I’ve been thinking a bit about nomenclature in fiction lately. More specifically, I’ve been thinking about words and names derived from real-life people and places.
But first, credit where credit is due. While this sort of thing has bugged me for years, I’ve been thinking about it lately due to a post by Peter Ahlstrom on Brandon Sanderson’s boards. (Have I mentioned Sanderson enough? Go read Warbreaker.)
The characters don’t speak English, so what we read is a translation into our language. [. . .]
I do think it’s a good idea to pay attention to anachronism when using metaphors and idoms, but that’s also something that can be taken too far—for example, trying not to use any words with latinate roots because there was never a former empire of that type in the universe you’re writing in. That would probably be impossible because English is what English is, and the book is written in English.
-Peter Ahlstrom, assistant to Mr. Sanderson
He was talking about a turn of phrase used in the Mistborn trilogy, but the point obviously holds for a much broader spectrum of fiction. And it’s one that has bugged me for years.

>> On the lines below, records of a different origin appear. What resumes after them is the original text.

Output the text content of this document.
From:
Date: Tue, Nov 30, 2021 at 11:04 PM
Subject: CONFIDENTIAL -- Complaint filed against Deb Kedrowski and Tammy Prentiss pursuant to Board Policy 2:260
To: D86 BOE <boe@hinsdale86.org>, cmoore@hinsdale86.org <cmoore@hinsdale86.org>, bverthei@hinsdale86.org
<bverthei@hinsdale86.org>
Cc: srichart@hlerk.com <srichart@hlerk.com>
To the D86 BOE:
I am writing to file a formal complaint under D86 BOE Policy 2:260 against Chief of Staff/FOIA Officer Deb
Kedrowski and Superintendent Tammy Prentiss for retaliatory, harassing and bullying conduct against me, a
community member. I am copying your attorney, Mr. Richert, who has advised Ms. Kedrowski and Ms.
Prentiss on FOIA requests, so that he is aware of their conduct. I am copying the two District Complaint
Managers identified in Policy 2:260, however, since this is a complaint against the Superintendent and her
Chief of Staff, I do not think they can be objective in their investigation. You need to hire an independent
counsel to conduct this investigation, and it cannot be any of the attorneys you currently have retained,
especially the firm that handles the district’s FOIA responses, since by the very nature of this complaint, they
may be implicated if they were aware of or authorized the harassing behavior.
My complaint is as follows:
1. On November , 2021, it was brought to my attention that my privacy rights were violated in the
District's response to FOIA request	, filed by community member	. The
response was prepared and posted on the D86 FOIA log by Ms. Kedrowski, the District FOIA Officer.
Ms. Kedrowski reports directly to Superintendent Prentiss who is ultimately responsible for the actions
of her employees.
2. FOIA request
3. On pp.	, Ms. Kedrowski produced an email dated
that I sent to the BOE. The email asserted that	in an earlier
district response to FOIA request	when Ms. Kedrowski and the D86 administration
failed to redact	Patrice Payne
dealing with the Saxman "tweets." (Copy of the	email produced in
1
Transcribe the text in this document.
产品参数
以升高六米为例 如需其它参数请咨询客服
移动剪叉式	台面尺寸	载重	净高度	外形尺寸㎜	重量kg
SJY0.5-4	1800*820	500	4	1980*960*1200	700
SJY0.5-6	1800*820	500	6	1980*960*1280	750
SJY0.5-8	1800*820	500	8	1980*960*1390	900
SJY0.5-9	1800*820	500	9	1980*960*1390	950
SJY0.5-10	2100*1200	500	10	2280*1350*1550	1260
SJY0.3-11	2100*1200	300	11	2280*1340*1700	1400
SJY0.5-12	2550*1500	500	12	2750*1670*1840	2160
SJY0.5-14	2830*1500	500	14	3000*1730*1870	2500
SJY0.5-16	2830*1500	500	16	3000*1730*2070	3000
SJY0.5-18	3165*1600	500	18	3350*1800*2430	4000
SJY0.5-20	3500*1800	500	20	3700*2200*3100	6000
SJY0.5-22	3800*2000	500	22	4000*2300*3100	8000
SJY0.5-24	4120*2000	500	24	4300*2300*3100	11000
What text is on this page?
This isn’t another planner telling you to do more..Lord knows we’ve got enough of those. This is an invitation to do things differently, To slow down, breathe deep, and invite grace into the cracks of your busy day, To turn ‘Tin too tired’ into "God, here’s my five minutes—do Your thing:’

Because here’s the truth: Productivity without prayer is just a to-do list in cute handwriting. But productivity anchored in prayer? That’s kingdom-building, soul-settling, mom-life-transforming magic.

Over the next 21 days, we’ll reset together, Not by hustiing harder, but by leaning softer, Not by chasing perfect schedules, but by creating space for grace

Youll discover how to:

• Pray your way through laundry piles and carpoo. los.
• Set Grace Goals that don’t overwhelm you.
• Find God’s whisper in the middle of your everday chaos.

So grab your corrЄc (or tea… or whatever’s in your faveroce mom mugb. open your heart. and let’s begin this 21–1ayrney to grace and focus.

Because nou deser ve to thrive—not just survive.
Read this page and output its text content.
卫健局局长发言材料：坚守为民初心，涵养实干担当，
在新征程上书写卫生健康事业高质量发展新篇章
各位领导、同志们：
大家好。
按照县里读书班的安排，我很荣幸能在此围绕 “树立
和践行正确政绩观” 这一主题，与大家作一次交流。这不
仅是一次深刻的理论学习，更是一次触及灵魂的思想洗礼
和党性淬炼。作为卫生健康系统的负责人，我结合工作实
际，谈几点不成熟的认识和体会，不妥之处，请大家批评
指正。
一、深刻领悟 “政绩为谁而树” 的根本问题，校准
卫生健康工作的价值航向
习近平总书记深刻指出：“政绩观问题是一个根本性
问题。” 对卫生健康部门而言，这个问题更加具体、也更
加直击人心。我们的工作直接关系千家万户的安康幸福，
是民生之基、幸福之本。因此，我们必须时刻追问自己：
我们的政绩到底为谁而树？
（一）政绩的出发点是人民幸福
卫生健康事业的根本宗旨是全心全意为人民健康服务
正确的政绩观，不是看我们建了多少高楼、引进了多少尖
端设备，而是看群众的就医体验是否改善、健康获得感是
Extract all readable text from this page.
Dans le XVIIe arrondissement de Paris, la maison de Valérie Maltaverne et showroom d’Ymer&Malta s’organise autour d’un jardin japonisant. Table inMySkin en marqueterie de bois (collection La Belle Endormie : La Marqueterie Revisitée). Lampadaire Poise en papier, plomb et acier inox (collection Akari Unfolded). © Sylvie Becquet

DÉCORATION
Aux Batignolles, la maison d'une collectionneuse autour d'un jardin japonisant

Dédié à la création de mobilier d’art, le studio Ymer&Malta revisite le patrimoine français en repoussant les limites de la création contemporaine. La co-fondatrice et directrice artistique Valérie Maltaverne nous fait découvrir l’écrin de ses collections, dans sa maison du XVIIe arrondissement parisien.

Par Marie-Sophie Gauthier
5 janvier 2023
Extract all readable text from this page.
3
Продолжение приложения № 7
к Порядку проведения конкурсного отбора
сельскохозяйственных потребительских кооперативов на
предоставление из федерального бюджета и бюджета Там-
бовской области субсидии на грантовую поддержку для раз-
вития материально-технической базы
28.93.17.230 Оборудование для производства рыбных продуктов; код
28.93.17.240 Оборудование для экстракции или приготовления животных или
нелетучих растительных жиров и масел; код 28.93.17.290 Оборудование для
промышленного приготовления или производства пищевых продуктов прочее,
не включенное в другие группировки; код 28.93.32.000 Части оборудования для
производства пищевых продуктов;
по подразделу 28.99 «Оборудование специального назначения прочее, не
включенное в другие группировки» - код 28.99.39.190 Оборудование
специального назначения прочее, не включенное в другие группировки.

When, in my Zosias campaign, the gnomes developed rifled guns, I didn’t call them rifles and I didn’t call the process rifling. The process is called spiraling. This was due to the belief that “rifle” comes from the name of the inventor of the process, though my google-fu is having trouble coming up with a reference for that. Maybe I’m tired. Maybe I was wrong. Maybe I should have just named it after Rifle Bottleblower.
Most of the time, I think, Ahlstrom’s point holds. For the most part, making up a new name for something just because the etymology doesn’t hold up in court is pointless and confusing. Most of the time I just gloss over it these days.
But I still think there’s a place for it. Renaming something basic can add flavor to a setting — if you don’t mind the confusion — and I think that, used sparingly, it makes a great spice.
Even so, in Zosias I’ve mostly taken to naming the troublesome ones after Bottleblowers as a form of lampshade hanging. That’s mostly my friend and co-developer Michael’s fault. The Bottleblower clan of gnomes has been a running joke for years now. (Seriously, I don’t remember the last time we ran a gnome that wasn’t part of the Bottleblower family . . . )
Eh, so there you go. Have some random thoughts.